Strong Financial Growth in 2025

The latest financial results for 2025 show that the company has delivered another year of steady growth and improved profitability compared to 2024. Based on the published figures the company has strengthened its financial position through higher revenues, better cost control, and significantly reduced finance expenses.

Revenue Growth

In 2025, revenue from contracts with customers reached PKR 199.07 billion, compared to PKR 193.21 billion in 2024. This represents a solid growth of approximately 3% year-on-year. While the revenue growth appears moderate, it reflects stability and consistent demand in the company’s operations.

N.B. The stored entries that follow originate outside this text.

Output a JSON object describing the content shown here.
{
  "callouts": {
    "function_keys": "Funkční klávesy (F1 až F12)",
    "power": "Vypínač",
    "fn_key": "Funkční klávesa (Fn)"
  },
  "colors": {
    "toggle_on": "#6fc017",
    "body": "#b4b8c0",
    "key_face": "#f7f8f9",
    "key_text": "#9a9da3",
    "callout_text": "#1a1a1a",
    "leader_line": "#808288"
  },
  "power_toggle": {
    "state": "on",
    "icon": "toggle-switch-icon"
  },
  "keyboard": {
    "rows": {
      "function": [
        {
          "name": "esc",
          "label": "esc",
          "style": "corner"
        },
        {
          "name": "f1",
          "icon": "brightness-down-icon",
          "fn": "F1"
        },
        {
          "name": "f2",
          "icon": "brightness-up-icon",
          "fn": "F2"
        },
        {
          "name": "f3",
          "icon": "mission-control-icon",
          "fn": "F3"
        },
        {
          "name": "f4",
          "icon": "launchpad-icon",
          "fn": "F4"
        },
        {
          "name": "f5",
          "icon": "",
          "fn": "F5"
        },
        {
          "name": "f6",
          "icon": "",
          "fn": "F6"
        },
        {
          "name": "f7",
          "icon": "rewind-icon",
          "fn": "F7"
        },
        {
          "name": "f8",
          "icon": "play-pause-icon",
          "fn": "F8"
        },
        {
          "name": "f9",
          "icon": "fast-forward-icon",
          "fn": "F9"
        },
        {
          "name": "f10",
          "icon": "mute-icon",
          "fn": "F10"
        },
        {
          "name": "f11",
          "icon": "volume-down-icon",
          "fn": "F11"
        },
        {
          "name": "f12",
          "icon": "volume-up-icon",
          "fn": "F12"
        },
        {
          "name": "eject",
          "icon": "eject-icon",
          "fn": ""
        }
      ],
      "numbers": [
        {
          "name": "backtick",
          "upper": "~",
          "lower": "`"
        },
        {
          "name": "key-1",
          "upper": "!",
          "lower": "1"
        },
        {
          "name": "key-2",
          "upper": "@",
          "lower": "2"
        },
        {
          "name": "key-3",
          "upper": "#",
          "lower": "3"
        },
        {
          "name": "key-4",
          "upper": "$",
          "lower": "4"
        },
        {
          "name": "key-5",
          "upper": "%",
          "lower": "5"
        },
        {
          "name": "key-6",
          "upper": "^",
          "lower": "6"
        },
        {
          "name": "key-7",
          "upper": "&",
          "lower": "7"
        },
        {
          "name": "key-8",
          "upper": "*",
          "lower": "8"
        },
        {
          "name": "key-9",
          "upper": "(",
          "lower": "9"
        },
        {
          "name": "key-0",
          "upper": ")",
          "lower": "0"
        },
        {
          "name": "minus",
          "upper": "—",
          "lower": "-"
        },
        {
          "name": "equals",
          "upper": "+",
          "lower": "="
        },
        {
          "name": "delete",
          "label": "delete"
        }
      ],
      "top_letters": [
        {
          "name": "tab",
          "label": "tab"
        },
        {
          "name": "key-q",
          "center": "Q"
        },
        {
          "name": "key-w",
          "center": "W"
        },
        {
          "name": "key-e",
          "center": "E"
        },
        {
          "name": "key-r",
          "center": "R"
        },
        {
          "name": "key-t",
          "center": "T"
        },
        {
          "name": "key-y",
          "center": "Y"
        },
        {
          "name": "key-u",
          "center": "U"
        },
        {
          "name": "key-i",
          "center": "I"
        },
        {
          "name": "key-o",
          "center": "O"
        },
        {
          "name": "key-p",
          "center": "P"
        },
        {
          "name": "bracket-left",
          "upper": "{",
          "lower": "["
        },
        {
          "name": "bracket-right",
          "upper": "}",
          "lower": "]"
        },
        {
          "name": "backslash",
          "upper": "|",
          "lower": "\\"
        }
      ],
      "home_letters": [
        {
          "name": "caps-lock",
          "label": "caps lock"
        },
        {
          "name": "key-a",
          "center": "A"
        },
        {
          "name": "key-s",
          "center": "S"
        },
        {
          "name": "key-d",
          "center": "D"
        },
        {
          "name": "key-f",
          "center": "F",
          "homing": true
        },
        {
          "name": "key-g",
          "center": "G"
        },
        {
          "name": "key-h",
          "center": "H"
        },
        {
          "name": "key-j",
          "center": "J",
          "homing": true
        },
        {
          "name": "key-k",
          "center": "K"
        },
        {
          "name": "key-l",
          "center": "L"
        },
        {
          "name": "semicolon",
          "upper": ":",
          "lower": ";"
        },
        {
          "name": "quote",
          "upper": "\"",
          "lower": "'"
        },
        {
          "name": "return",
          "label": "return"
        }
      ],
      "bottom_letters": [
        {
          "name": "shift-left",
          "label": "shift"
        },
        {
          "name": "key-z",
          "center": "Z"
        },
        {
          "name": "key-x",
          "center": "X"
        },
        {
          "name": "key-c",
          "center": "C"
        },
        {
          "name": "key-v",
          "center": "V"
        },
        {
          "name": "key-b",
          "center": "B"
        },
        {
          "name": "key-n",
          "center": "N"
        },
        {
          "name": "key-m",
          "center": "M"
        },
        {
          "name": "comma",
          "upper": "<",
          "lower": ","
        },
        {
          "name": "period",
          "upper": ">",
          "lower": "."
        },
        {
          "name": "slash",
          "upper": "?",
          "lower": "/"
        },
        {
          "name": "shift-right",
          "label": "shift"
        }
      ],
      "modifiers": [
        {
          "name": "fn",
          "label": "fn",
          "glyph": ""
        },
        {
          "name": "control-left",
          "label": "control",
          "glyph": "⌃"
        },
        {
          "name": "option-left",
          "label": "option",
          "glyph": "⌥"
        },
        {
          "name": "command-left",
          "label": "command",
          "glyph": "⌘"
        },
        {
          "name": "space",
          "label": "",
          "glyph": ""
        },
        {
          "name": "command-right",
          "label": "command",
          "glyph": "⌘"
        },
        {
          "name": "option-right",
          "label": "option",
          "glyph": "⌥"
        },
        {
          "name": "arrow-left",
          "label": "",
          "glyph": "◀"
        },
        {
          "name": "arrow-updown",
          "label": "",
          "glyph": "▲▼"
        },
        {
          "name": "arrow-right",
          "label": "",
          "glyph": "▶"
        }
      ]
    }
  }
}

Improved Gross Profit Margin

Gross profit increased to PKR 72.26 billion in 2025 from PKR 69.52 billion in 2024. The company also slightly improved its gross profit margin, indicating better cost management in production and procurement. Controlling the cost of goods sold played a key role in strengthening overall profitability.

Strong Operating Performance

Operating profit rose to PKR 32.12 billion, up from PKR 29.55 billion in the previous year. This improvement reflects effective management of distribution, selling, and administrative expenses. Operational efficiency remains a key strength for the company.

Major Reduction in Finance Costs

One of the most significant improvements in 2025 was the reduction in finance costs, which dropped from PKR 2.59 billion in 2024 to just PKR 0.57 billion in 2025. This suggests lower debt levels or better financial restructuring, directly boosting net profitability.

Net Profit and EPS Growth

Profit after taxation reached PKR 17.24 billion, compared to PKR 14.81 billion in 2024 — a strong increase of approximately 16.4%. Earnings per share (EPS) also improved from 326.53 to 380.24, enhancing shareholder value.

Overall, 2025 has been a financially stronger year for the company. With improved margins, reduced financial burden, and solid profit growth, the company demonstrates stability, efficiency, and long-term growth potential. If this trend continues, it positions itself favorably for sustained success in the coming years.